4 Supports all required MCP clients without custom adapters (Claude Code, Cursor, LangGraph, internal agent frameworks). PARTIAL — custom mcp-SDK client connected with no adapter ✓. Claude Code connect = 2.2; Cursor = teammate test.
5 Tool execution isolation — one user's tool call cannot access another user's tokens or context. PENDING — vault is per-user_id by design; direct proof via reference-server whoami (2.4).
6 Supports mixing prebuilt (global catalog) and custom (self-hosted) servers behind a single gateway URL. PENDING — needs reference server (2.7).
7 Gateway is pure metadata — adding or removing tools does not require server redeployment.

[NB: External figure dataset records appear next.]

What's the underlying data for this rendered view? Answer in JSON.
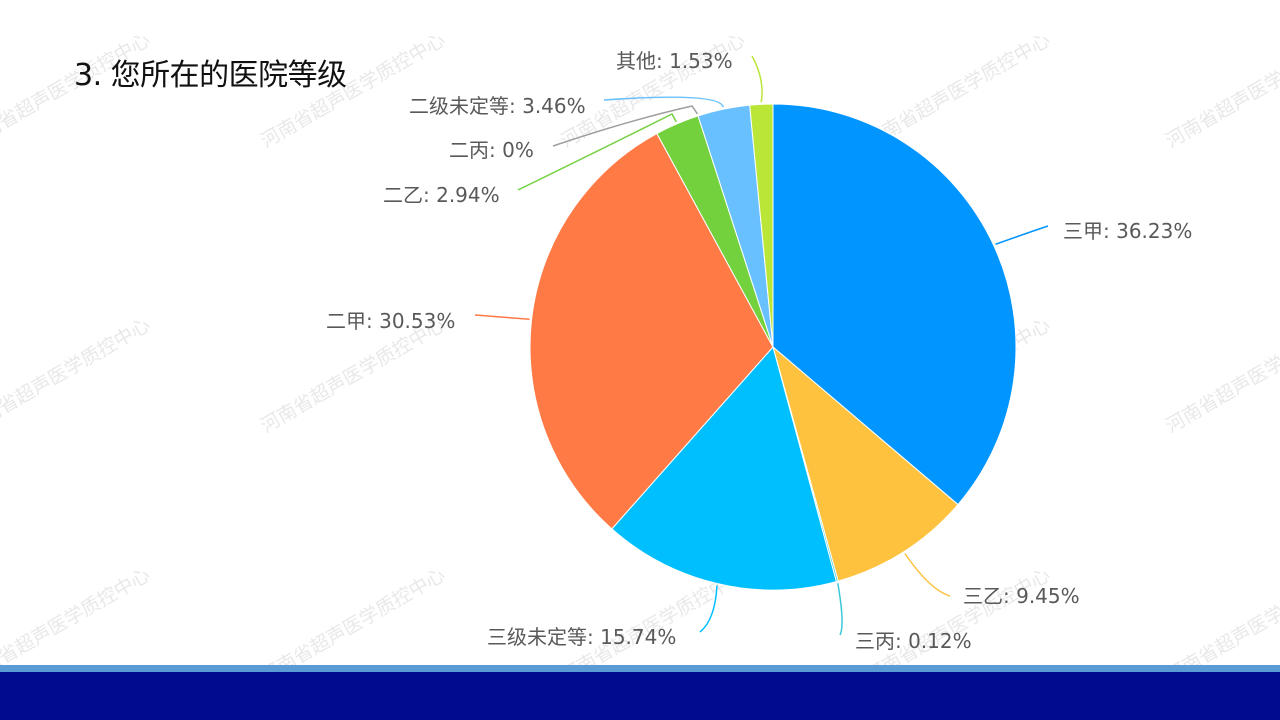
{
  "slide": {
    "title": "3. 您所在的医院等级",
    "watermark_text": "河南省超声医学质控中心"
  },
  "colors": {
    "footer_light": "#5b9bd5",
    "footer_dark": "#000b8f",
    "leader_gray": "#9e9e9e"
  },
  "chart_data": {
    "type": "pie",
    "title": "",
    "start": "12 o'clock, clockwise",
    "slices": [
      {
        "label": "三甲",
        "value": 36.23,
        "text": "三甲: 36.23%",
        "color": "#0095ff"
      },
      {
        "label": "三乙",
        "value": 9.45,
        "text": "三乙: 9.45%",
        "color": "#ffc23f"
      },
      {
        "label": "三丙",
        "value": 0.12,
        "text": "三丙: 0.12%",
        "color": "#3bc7d9"
      },
      {
        "label": "三级未定等",
        "value": 15.74,
        "text": "三级未定等: 15.74%",
        "color": "#00bfff"
      },
      {
        "label": "二甲",
        "value": 30.53,
        "text": "二甲: 30.53%",
        "color": "#ff7a45"
      },
      {
        "label": "二乙",
        "value": 2.94,
        "text": "二乙: 2.94%",
        "color": "#73d13d"
      },
      {
        "label": "二丙",
        "value": 0,
        "text": "二丙: 0%",
        "color": "#3d4c5c"
      },
      {
        "label": "二级未定等",
        "value": 3.46,
        "text": "二级未定等: 3.46%",
        "color": "#69c0ff"
      },
      {
        "label": "其他",
        "value": 1.53,
        "text": "其他: 1.53%",
        "color": "#bae637"
      }
    ]
  }
}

PASS — saved edit (remove Brightdata, add Youtube_SearchForVideos) reflected on next tools/list, no restart.
8 Dynamic tool registration — new tools become available without gateway restart. PASS — new tool appeared immediately after Save; no engine/server restart.

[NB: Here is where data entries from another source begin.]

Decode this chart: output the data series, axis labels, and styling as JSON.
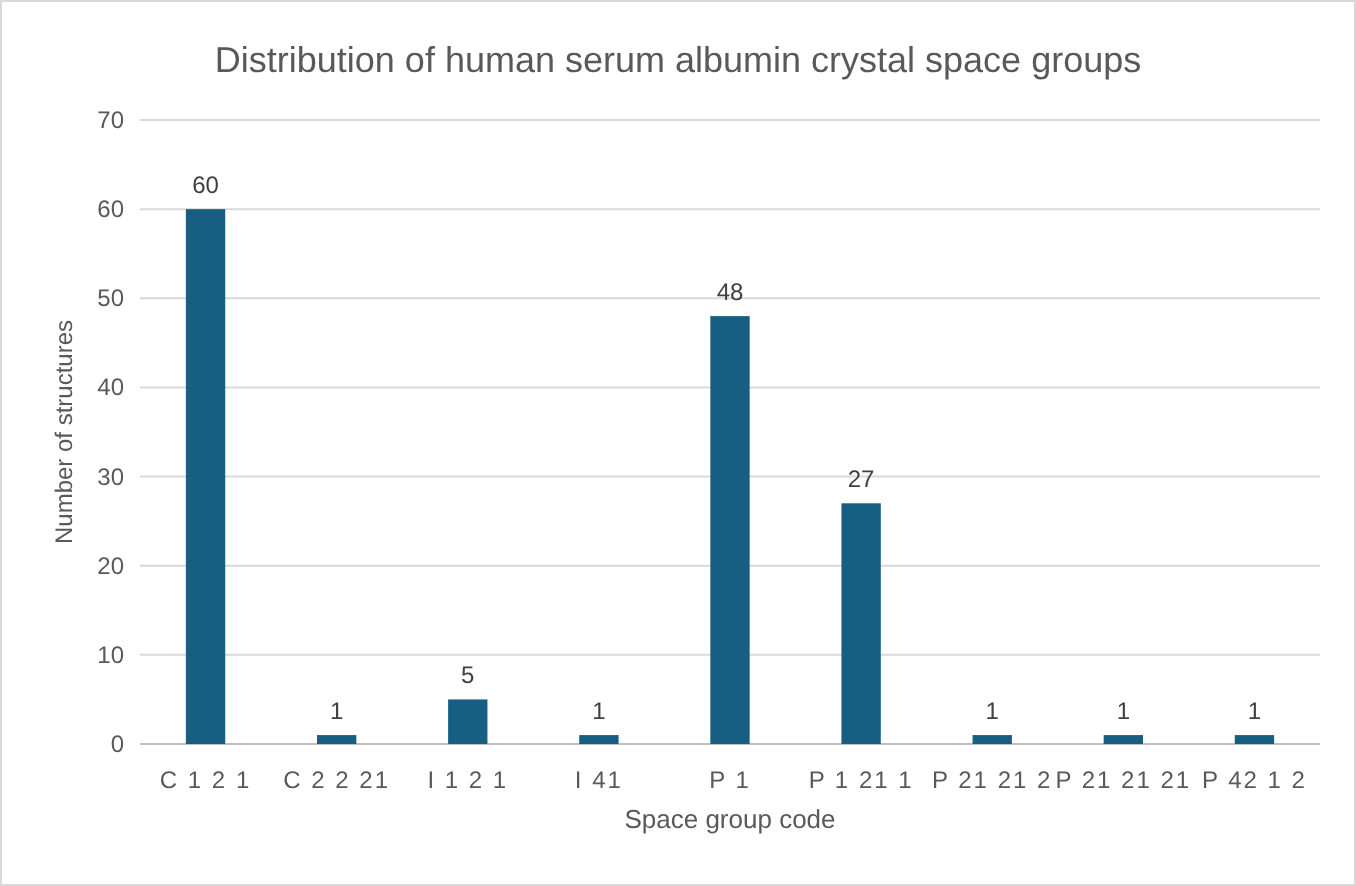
{
  "chart_data": {
    "type": "bar",
    "title": "Distribution of human serum albumin crystal space groups",
    "xlabel": "Space group code",
    "ylabel": "Number of structures",
    "categories": [
      "C 1 2 1",
      "C 2 2 21",
      "I 1 2 1",
      "I 41",
      "P 1",
      "P 1 21 1",
      "P 21 21 2",
      "P 21 21 21",
      "P 42 1 2"
    ],
    "values": [
      60,
      1,
      5,
      1,
      48,
      27,
      1,
      1,
      1
    ],
    "color": "#165e82",
    "ylim": [
      0,
      70
    ],
    "yticks": [
      0,
      10,
      20,
      30,
      40,
      50,
      60,
      70
    ],
    "grid": "y",
    "data_labels": true
  }
}
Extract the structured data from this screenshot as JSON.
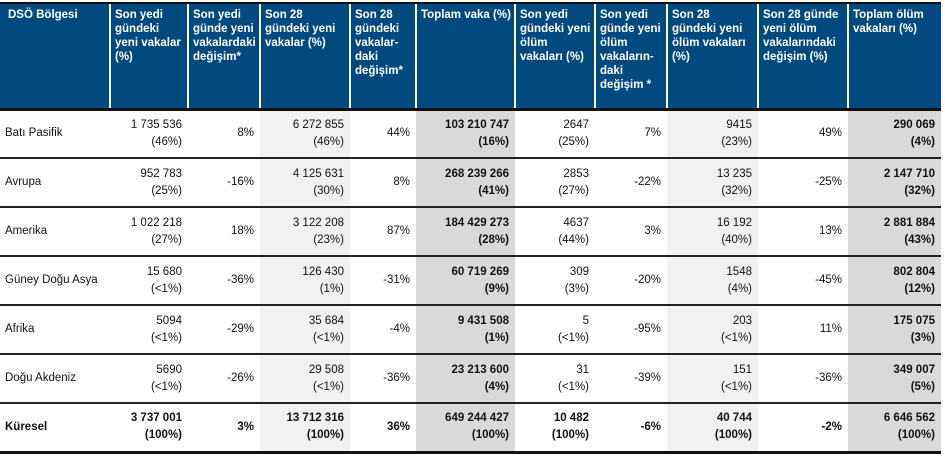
{
  "headers": [
    "DSÖ Bölgesi",
    "Son yedi gündeki yeni vakalar (%)",
    "Son yedi günde yeni vakalardaki değişim*",
    "Son 28 gündeki yeni vakalar (%)",
    "Son 28 gündeki vakalar-daki değişim*",
    "Toplam vaka (%)",
    "Son yedi gündeki yeni ölüm vakaları (%)",
    "Son yedi günde yeni ölüm vakaların-daki değişim *",
    "Son 28 gündeki yeni ölüm vakaları (%)",
    "Son 28 günde yeni ölüm vakalarındaki değişim (%)",
    "Toplam ölüm vakaları  (%)"
  ],
  "rows": [
    {
      "region": "Batı Pasifik",
      "cells": [
        [
          "1 735 536",
          "(46%)"
        ],
        [
          "8%"
        ],
        [
          "6 272 855",
          "(46%)"
        ],
        [
          "44%"
        ],
        [
          "103 210 747",
          "(16%)"
        ],
        [
          "2647",
          "(25%)"
        ],
        [
          "7%"
        ],
        [
          "9415",
          "(23%)"
        ],
        [
          "49%"
        ],
        [
          "290 069",
          "(4%)"
        ]
      ]
    },
    {
      "region": "Avrupa",
      "cells": [
        [
          "952 783",
          "(25%)"
        ],
        [
          "-16%"
        ],
        [
          "4 125 631",
          "(30%)"
        ],
        [
          "8%"
        ],
        [
          "268 239 266",
          "(41%)"
        ],
        [
          "2853",
          "(27%)"
        ],
        [
          "-22%"
        ],
        [
          "13 235",
          "(32%)"
        ],
        [
          "-25%"
        ],
        [
          "2 147 710",
          "(32%)"
        ]
      ]
    },
    {
      "region": "Amerika",
      "cells": [
        [
          "1 022 218",
          "(27%)"
        ],
        [
          "18%"
        ],
        [
          "3 122 208",
          "(23%)"
        ],
        [
          "87%"
        ],
        [
          "184 429 273",
          "(28%)"
        ],
        [
          "4637",
          "(44%)"
        ],
        [
          "3%"
        ],
        [
          "16 192",
          "(40%)"
        ],
        [
          "13%"
        ],
        [
          "2 881 884",
          "(43%)"
        ]
      ]
    },
    {
      "region": "Güney Doğu Asya",
      "cells": [
        [
          "15 680",
          "(<1%)"
        ],
        [
          "-36%"
        ],
        [
          "126 430",
          "(1%)"
        ],
        [
          "-31%"
        ],
        [
          "60 719 269",
          "(9%)"
        ],
        [
          "309",
          "(3%)"
        ],
        [
          "-20%"
        ],
        [
          "1548",
          "(4%)"
        ],
        [
          "-45%"
        ],
        [
          "802 804",
          "(12%)"
        ]
      ]
    },
    {
      "region": "Afrika",
      "cells": [
        [
          "5094",
          "(<1%)"
        ],
        [
          "-29%"
        ],
        [
          "35 684",
          "(<1%)"
        ],
        [
          "-4%"
        ],
        [
          "9 431 508",
          "(1%)"
        ],
        [
          "5",
          "(<1%)"
        ],
        [
          "-95%"
        ],
        [
          "203",
          "(<1%)"
        ],
        [
          "11%"
        ],
        [
          "175 075",
          "(3%)"
        ]
      ]
    },
    {
      "region": "Doğu Akdeniz",
      "cells": [
        [
          "5690",
          "(<1%)"
        ],
        [
          "-26%"
        ],
        [
          "29 508",
          "(<1%)"
        ],
        [
          "-36%"
        ],
        [
          "23 213 600",
          "(4%)"
        ],
        [
          "31",
          "(<1%)"
        ],
        [
          "-39%"
        ],
        [
          "151",
          "(<1%)"
        ],
        [
          "-36%"
        ],
        [
          "349 007",
          "(5%)"
        ]
      ]
    },
    {
      "region": "Küresel",
      "total": true,
      "cells": [
        [
          "3 737 001",
          "(100%)"
        ],
        [
          "3%"
        ],
        [
          "13 712 316",
          "(100%)"
        ],
        [
          "36%"
        ],
        [
          "649 244 427",
          "(100%)"
        ],
        [
          "10 482",
          "(100%)"
        ],
        [
          "-6%"
        ],
        [
          "40 744",
          "(100%)"
        ],
        [
          "-2%"
        ],
        [
          "6 646 562",
          "(100%)"
        ]
      ]
    }
  ]
}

Average: ___ Category score: ___

Score anchors

  • 1 — Basic MCP server, no per-user scoping or curation
  • 3 — Gateway curation works; per-user scoping requires workarounds
  • 5 — Full per-user tool scoping, mixed-server gateways, zero-config for MCP clients

Benchmark questions

# Question (verbatim) Answer Evidence
1 Can a Claude Code client connect to the gateway and see only the tools granted to the current user? Connect: lib client ✓; Claude Code pending (2.2). "Only granted tools": N/A — no per-user grants on this gateway (list is gateway-wide). probes.md
2 Can the same gateway URL serve two different users with different tool lists? No — A and B see identical 7 tools. probes.md (A==B)
3 Can we add a tool to the gateway without restarting any server or the Engine? Yes — saved add/remove appeared on the next tools/list, no restart. (Draft edit did NOT propagate until Save — expected.) probes.md
4 Can we expose tools from both a prebuilt connector and a custom self-hosted server through one gateway endpoint? Pending reference server (2.7).
5 What happens when a client requests a tool the user has not been granted? McpError: tool not enabled for this gateway — clean rejection at the Engine, no leak/execution. probes.md

Suggested pass/fail gates

Gate Pass condition (verbatim) Result Evidence
MCP protocol compliance Any compliant MCP client connects without custom adapters PASS (lib client; Claude Code to add in 2.2) probes.md
Tool curation Gateway tool list matches exactly the configured allow-list PASS probes.md
Per-user isolation User A cannot see or invoke tools granted only to User B Not demonstrable on this gateway — no per-user grants (both see all 7). Needs cat-3 / separate gateways / User Source. (finding) probes.md
Mixed server gateway Prebuilt and custom server tools coexist behind one gateway URL Pending (2.7)

Findings

  • Per-user tool-list scoping is gateway-wide, not per-user, in Arcade-Headers mode (A==B identical). Differentiation requires Contextual Access (cat 3) or separate gateways / a User Source. Signals the score-3 anchor ("per-user scoping requires workarounds") unless cat-3 lifts it.
  • Invocation routes through the Engine and fails cleanly when an OAuth provider/secret isn't configured (Slack_WhoAmI → "unsupported authorization provider type ID '' (providerID 'slack')") — no silent fallback to a shared credential.
  • Ungranted tooltool not enabled for this gateway (clean rejection).
  • Dynamic registration works: a saved gateway edit (add + remove tools) takes effect on the next tools/list with no engine/server restart — gateway is pure metadata. Edits only apply after Save (drafts don't propagate).
  • Minor protocol nit: client logs Session termination failed: 202 on session DELETE (benign).